Podía sentir la respiración constante de ella mientras caminaban, y eso le transmitía una sensación de calma.

Mientras tanto, la tripulación del VH-60N Whitehawk que los esperaba dentro no pudo evitar sentirse feliz y orgullosa de su oficial al mando.

Aplaudieron, silbaron y se dedicaron sonrisas cómplices, intentando mantener sus reacciones discretas para respetar la privacidad del momento.

Comprendían la importancia de lo que estaban presenciando y apreciaban la humanidad de sus líderes.

Cuando Richard y Sara se acercaron, la tripulación se enderezó, volviendo a su compostura profesional.

Uno de los tripulantes les abrió la puerta mientras el piloto y el copiloto comenzaban su lista de comprobación previa al vuelo, asegurándose de que todo estuviera listo para el despegue.

Richard asintió en agradecimiento al tripulante que sostenía la puerta, guiando a Sara al interior antes de seguirla.

—¿Adónde, señor?

—Llévenos a la Torre de Intercambio Ayala 1 para dejar a Sara, y después de eso, vamos a Oriental…
—De hecho, no será necesario, llévenos a los dos a Oriental —intervino Sara, y hubo miradas de sorpresa entre la tripulación y su oficial al mando.

Sara quiere bajar del helicóptero con Richard en el mismo lugar.

¿Qué podía significar eso?

La tripulación lo sabía, así que sonrieron y se guiñaron un ojo discretamente, sintiendo que algo más personal se estaba desarrollando entre su oficial al mando y Sara.

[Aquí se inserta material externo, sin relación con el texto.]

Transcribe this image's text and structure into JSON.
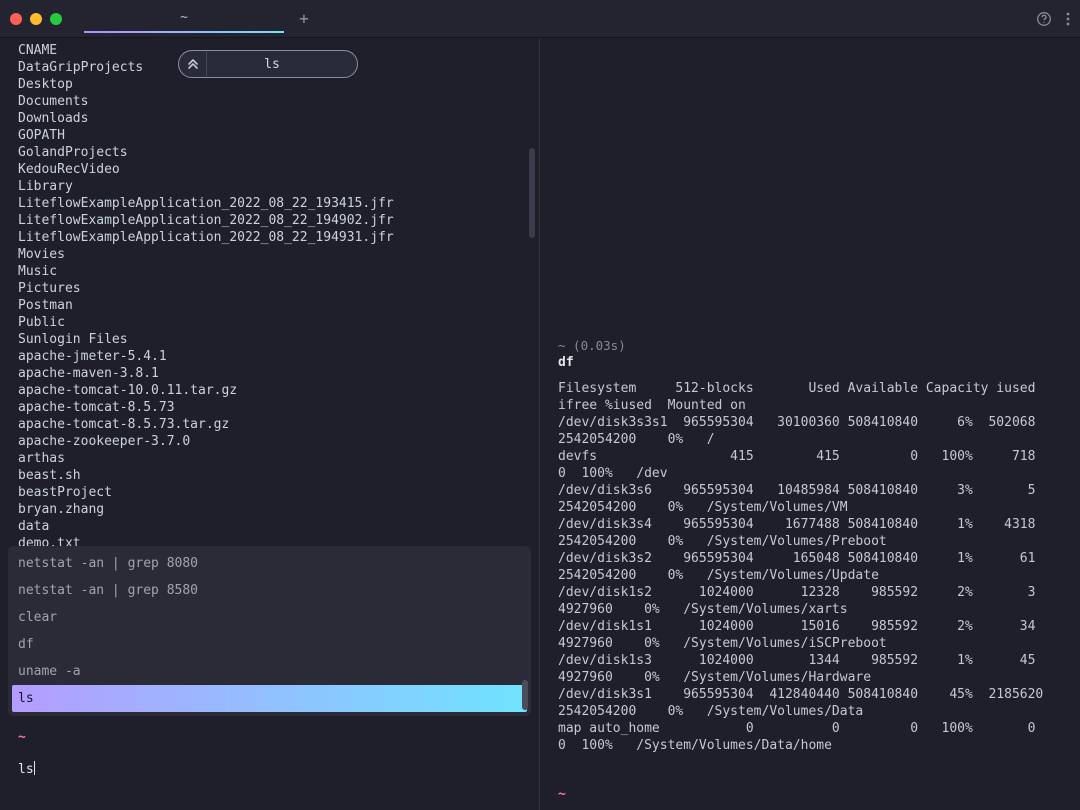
{
  "titlebar": {
    "tab_label": "~",
    "new_tab_glyph": "+"
  },
  "suggest": {
    "label": "ls"
  },
  "listing": [
    "CNAME",
    "DataGripProjects",
    "Desktop",
    "Documents",
    "Downloads",
    "GOPATH",
    "GolandProjects",
    "KedouRecVideo",
    "Library",
    "LiteflowExampleApplication_2022_08_22_193415.jfr",
    "LiteflowExampleApplication_2022_08_22_194902.jfr",
    "LiteflowExampleApplication_2022_08_22_194931.jfr",
    "Movies",
    "Music",
    "Pictures",
    "Postman",
    "Public",
    "Sunlogin Files",
    "apache-jmeter-5.4.1",
    "apache-maven-3.8.1",
    "apache-tomcat-10.0.11.tar.gz",
    "apache-tomcat-8.5.73",
    "apache-tomcat-8.5.73.tar.gz",
    "apache-zookeeper-3.7.0",
    "arthas",
    "beast.sh",
    "beastProject",
    "bryan.zhang",
    "data",
    "demo.txt"
  ],
  "history": [
    {
      "cmd": "netstat -an | grep 8080",
      "selected": false
    },
    {
      "cmd": "netstat -an | grep 8580",
      "selected": false
    },
    {
      "cmd": "clear",
      "selected": false
    },
    {
      "cmd": "df",
      "selected": false
    },
    {
      "cmd": "uname -a",
      "selected": false
    },
    {
      "cmd": "ls",
      "selected": true
    }
  ],
  "prompt": {
    "cwd_symbol": "~",
    "typed": "ls"
  },
  "right": {
    "timing": "~ (0.03s)",
    "command": "df",
    "output_lines": [
      "Filesystem     512-blocks       Used Available Capacity iused      ifree %iused  Mounted on",
      "/dev/disk3s3s1  965595304   30100360 508410840     6%  502068 2542054200    0%   /",
      "devfs                 415        415         0   100%     718          0  100%   /dev",
      "/dev/disk3s6    965595304   10485984 508410840     3%       5 2542054200    0%   /System/Volumes/VM",
      "/dev/disk3s4    965595304    1677488 508410840     1%    4318 2542054200    0%   /System/Volumes/Preboot",
      "/dev/disk3s2    965595304     165048 508410840     1%      61 2542054200    0%   /System/Volumes/Update",
      "/dev/disk1s2      1024000      12328    985592     2%       3    4927960    0%   /System/Volumes/xarts",
      "/dev/disk1s1      1024000      15016    985592     2%      34    4927960    0%   /System/Volumes/iSCPreboot",
      "/dev/disk1s3      1024000       1344    985592     1%      45    4927960    0%   /System/Volumes/Hardware",
      "/dev/disk3s1    965595304  412840440 508410840    45%  2185620 2542054200    0%   /System/Volumes/Data",
      "map auto_home           0          0         0   100%       0          0  100%   /System/Volumes/Data/home"
    ],
    "prompt_symbol": "~"
  }
}
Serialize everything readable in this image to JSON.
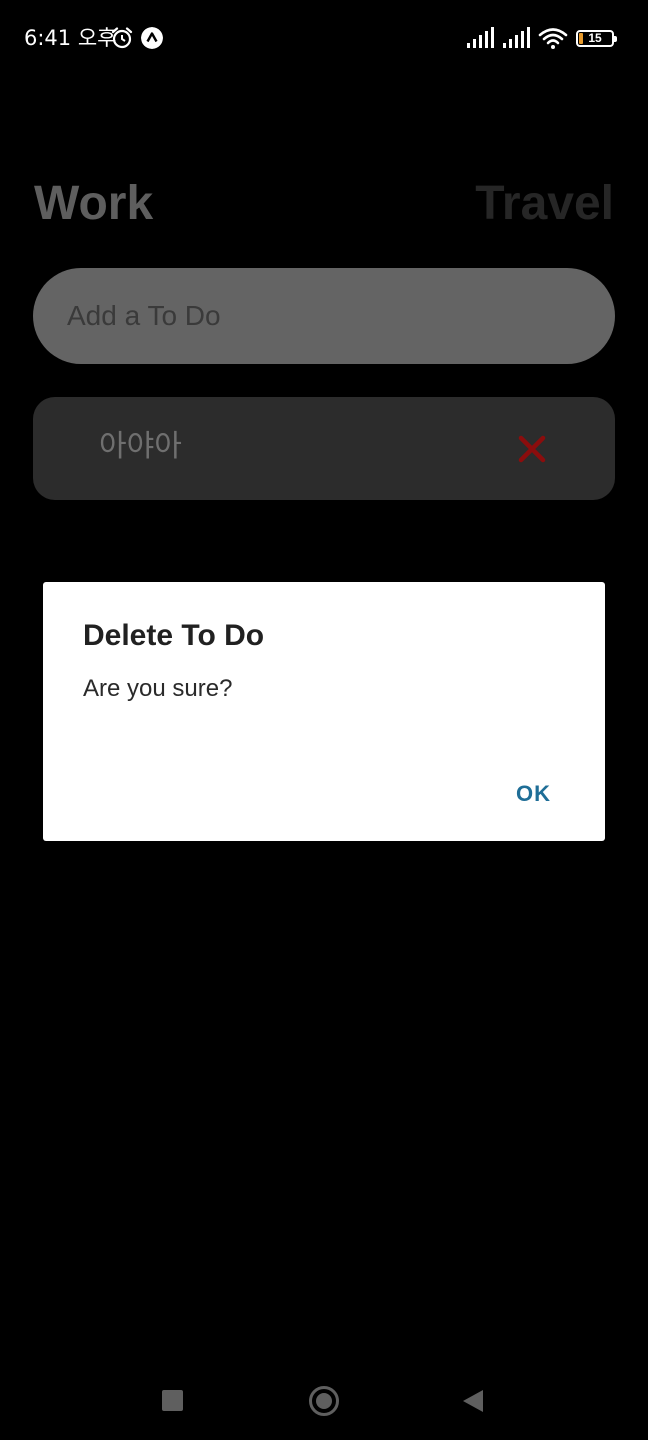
{
  "status_bar": {
    "time": "6:41 오후",
    "battery_level": "15",
    "icons": [
      "alarm-icon",
      "app-notification-icon",
      "signal-icon",
      "signal-icon",
      "wifi-icon",
      "battery-icon"
    ]
  },
  "tabs": {
    "work_label": "Work",
    "travel_label": "Travel",
    "active": "Work"
  },
  "input": {
    "placeholder": "Add a To Do",
    "value": ""
  },
  "todos": [
    {
      "text": "아야아",
      "delete_icon": "close-icon"
    }
  ],
  "dialog": {
    "title": "Delete To Do",
    "message": "Are you sure?",
    "ok_label": "OK"
  },
  "colors": {
    "background": "#000000",
    "input_bg": "#646464",
    "item_bg": "#2c2c2c",
    "delete_red": "#8b0d0d",
    "ok_blue": "#1f6e97"
  }
}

—Entendido —respondió uno de los tripulantes, ocultando su diversión mientras mantenía un tono profesional.

—Es-es-espera, ¿Sara?

¿Qué haces?

¿No tenías que bajar en la Torre de Intercambio Ayala?

—preguntó Richard, un poco desconcertado por su repentino cambio de planes.

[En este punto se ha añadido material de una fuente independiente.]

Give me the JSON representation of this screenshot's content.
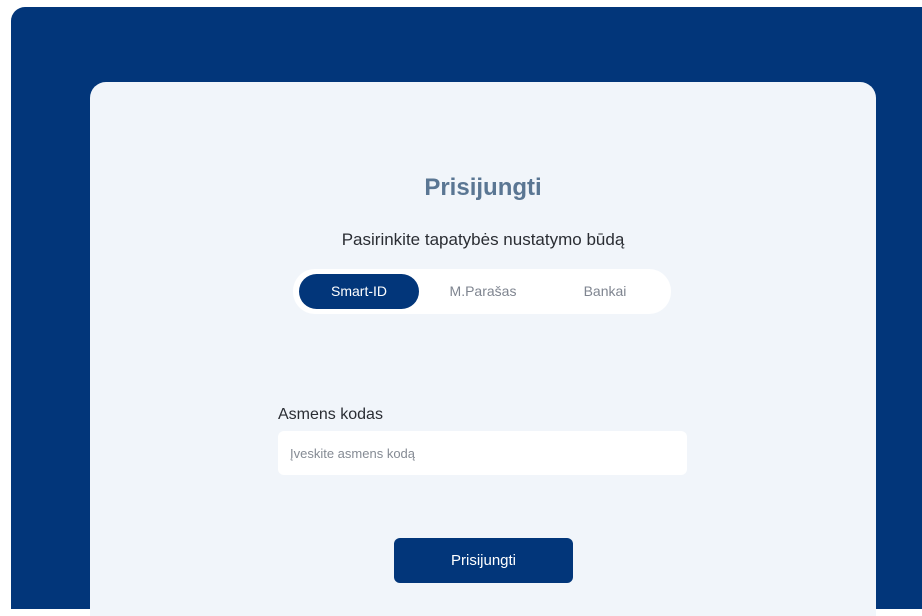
{
  "login": {
    "title": "Prisijungti",
    "subtitle": "Pasirinkite tapatybės nustatymo būdą",
    "methods": [
      {
        "label": "Smart-ID",
        "active": true
      },
      {
        "label": "M.Parašas",
        "active": false
      },
      {
        "label": "Bankai",
        "active": false
      }
    ],
    "id_field": {
      "label": "Asmens kodas",
      "placeholder": "Įveskite asmens kodą",
      "value": ""
    },
    "submit_label": "Prisijungti"
  },
  "colors": {
    "brand": "#02367a",
    "card_background": "#f1f5fa",
    "title": "#5a7693"
  }
}
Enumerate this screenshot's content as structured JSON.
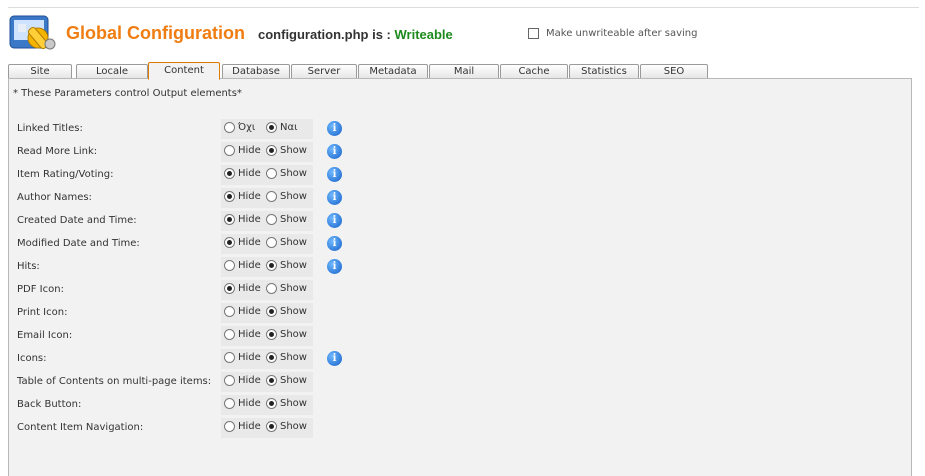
{
  "header": {
    "title": "Global Configuration",
    "config_prefix": "configuration.php is : ",
    "config_status": "Writeable",
    "unwriteable_label": "Make unwriteable after saving"
  },
  "tabs": [
    {
      "label": "Site",
      "active": false
    },
    {
      "label": "Locale",
      "active": false
    },
    {
      "label": "Content",
      "active": true
    },
    {
      "label": "Database",
      "active": false
    },
    {
      "label": "Server",
      "active": false
    },
    {
      "label": "Metadata",
      "active": false
    },
    {
      "label": "Mail",
      "active": false
    },
    {
      "label": "Cache",
      "active": false
    },
    {
      "label": "Statistics",
      "active": false
    },
    {
      "label": "SEO",
      "active": false
    }
  ],
  "panel": {
    "note": "* These Parameters control Output elements*",
    "rows": [
      {
        "label": "Linked Titles:",
        "opt1": "Όχι",
        "opt2": "Ναι",
        "selected": 2,
        "info": true
      },
      {
        "label": "Read More Link:",
        "opt1": "Hide",
        "opt2": "Show",
        "selected": 2,
        "info": true
      },
      {
        "label": "Item Rating/Voting:",
        "opt1": "Hide",
        "opt2": "Show",
        "selected": 1,
        "info": true
      },
      {
        "label": "Author Names:",
        "opt1": "Hide",
        "opt2": "Show",
        "selected": 1,
        "info": true
      },
      {
        "label": "Created Date and Time:",
        "opt1": "Hide",
        "opt2": "Show",
        "selected": 1,
        "info": true
      },
      {
        "label": "Modified Date and Time:",
        "opt1": "Hide",
        "opt2": "Show",
        "selected": 1,
        "info": true
      },
      {
        "label": "Hits:",
        "opt1": "Hide",
        "opt2": "Show",
        "selected": 2,
        "info": true
      },
      {
        "label": "PDF Icon:",
        "opt1": "Hide",
        "opt2": "Show",
        "selected": 1,
        "info": false
      },
      {
        "label": "Print Icon:",
        "opt1": "Hide",
        "opt2": "Show",
        "selected": 2,
        "info": false
      },
      {
        "label": "Email Icon:",
        "opt1": "Hide",
        "opt2": "Show",
        "selected": 2,
        "info": false
      },
      {
        "label": "Icons:",
        "opt1": "Hide",
        "opt2": "Show",
        "selected": 2,
        "info": true
      },
      {
        "label": "Table of Contents on multi-page items:",
        "opt1": "Hide",
        "opt2": "Show",
        "selected": 2,
        "info": false
      },
      {
        "label": "Back Button:",
        "opt1": "Hide",
        "opt2": "Show",
        "selected": 2,
        "info": false
      },
      {
        "label": "Content Item Navigation:",
        "opt1": "Hide",
        "opt2": "Show",
        "selected": 2,
        "info": false
      }
    ]
  },
  "info_icon_glyph": "i",
  "colors": {
    "title": "#f07d12",
    "writeable": "#1e8a1e",
    "active_tab_border": "#e07a00",
    "info": "#1560c8"
  }
}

Sara sonrió con dulzura, sus ojos encontrándose con los de él con una suavidad que hizo que su corazón diera un vuelco.

—Pensé que sería agradable pasar un poco más de tiempo juntos, si te parece bien —dijo, con la voz apenas por encima de un susurro—.

Pero si no quieres, puedes dejarme en la Torre de Intercambio Ayala…
Antes de que Richard pudiera responder, el piloto intervino.

—Creo que nuestro oficial al mando preferiría que se bajara en Oriental —dijo el piloto, con un toque de burla en la voz.

Le lanzó una rápida mirada a Richard, guiñándole un ojo sutilmente antes de volver a concentrarse en pilotar el helicóptero.

Richard, un poco avergonzado pero divertido al mismo tiempo, respondió con una sonrisa socarrona.

—Sí, Oriental estará bien —confirmó, mientras sus ojos se encontraban con los de Sara.

Ella sonrió en respuesta, con los ojos brillantes por una mezcla de felicidad y alivio.

Estaba claro que le había preocupado cómo podría reaccionar él a su decisión, pero su respuesta la había tranquilizado.

El resto del vuelo transcurrió sin problemas, con la tripulación manteniendo su profesionalidad, aunque hubo miradas ocasionales y sonrisas intercambiadas cuando pensaban que Richard y Sara no miraban.

Estaban contentos de ver a su oficial al mando encontrar algo de felicidad personal, sobre todo teniendo en cuenta el ambiente de gran estrés en el que todos trabajaban.

Cuando el helicóptero aterrizó en el destino de Oriental, la tripulación se puso rápidamente a trabajar para asegurar la aeronave y prepararse para que Richard y Sara desembarcaran.

Richard le ofreció de nuevo la mano para ayudar a Sara a bajar del helicóptero.

—Gracias por el viaje —dijo Sara a la tripulación.

—Cuando quiera, señora —respondió uno de los tripulantes, con una respetuosa inclinación de cabeza en su dirección.

Richard y Sara se alejaron entonces del helicóptero.

Richard hizo otro intento audaz al tomarle la mano mientras caminaban, entrelazando sus dedos con los de ella.

Ella respondió positivamente, apretando suavemente su mano a cambio.

—Entonces, ¿cuál es el plan ahora?

—preguntó Richard, mirando a Sara con una expresión de curiosidad.

—No lo sé, pero ¿puedo usar primero el baño de tu habitación?

Richard inclinó la cabeza hacia un lado, sorprendido por su petición, pero asintió rápidamente en señal de acuerdo.

—Por supuesto, adelante.

Siguieron caminando, de la mano, hacia la unidad de Richard.

Mientras cerraba la puerta tras de sí, habló.

—Vale, puedes ir al baño, yo esper… —Antes de que Richard pudiera terminar la frase, Sara se giró de repente hacia él y apretó sus labios contra los de él en un beso rápido e inesperado.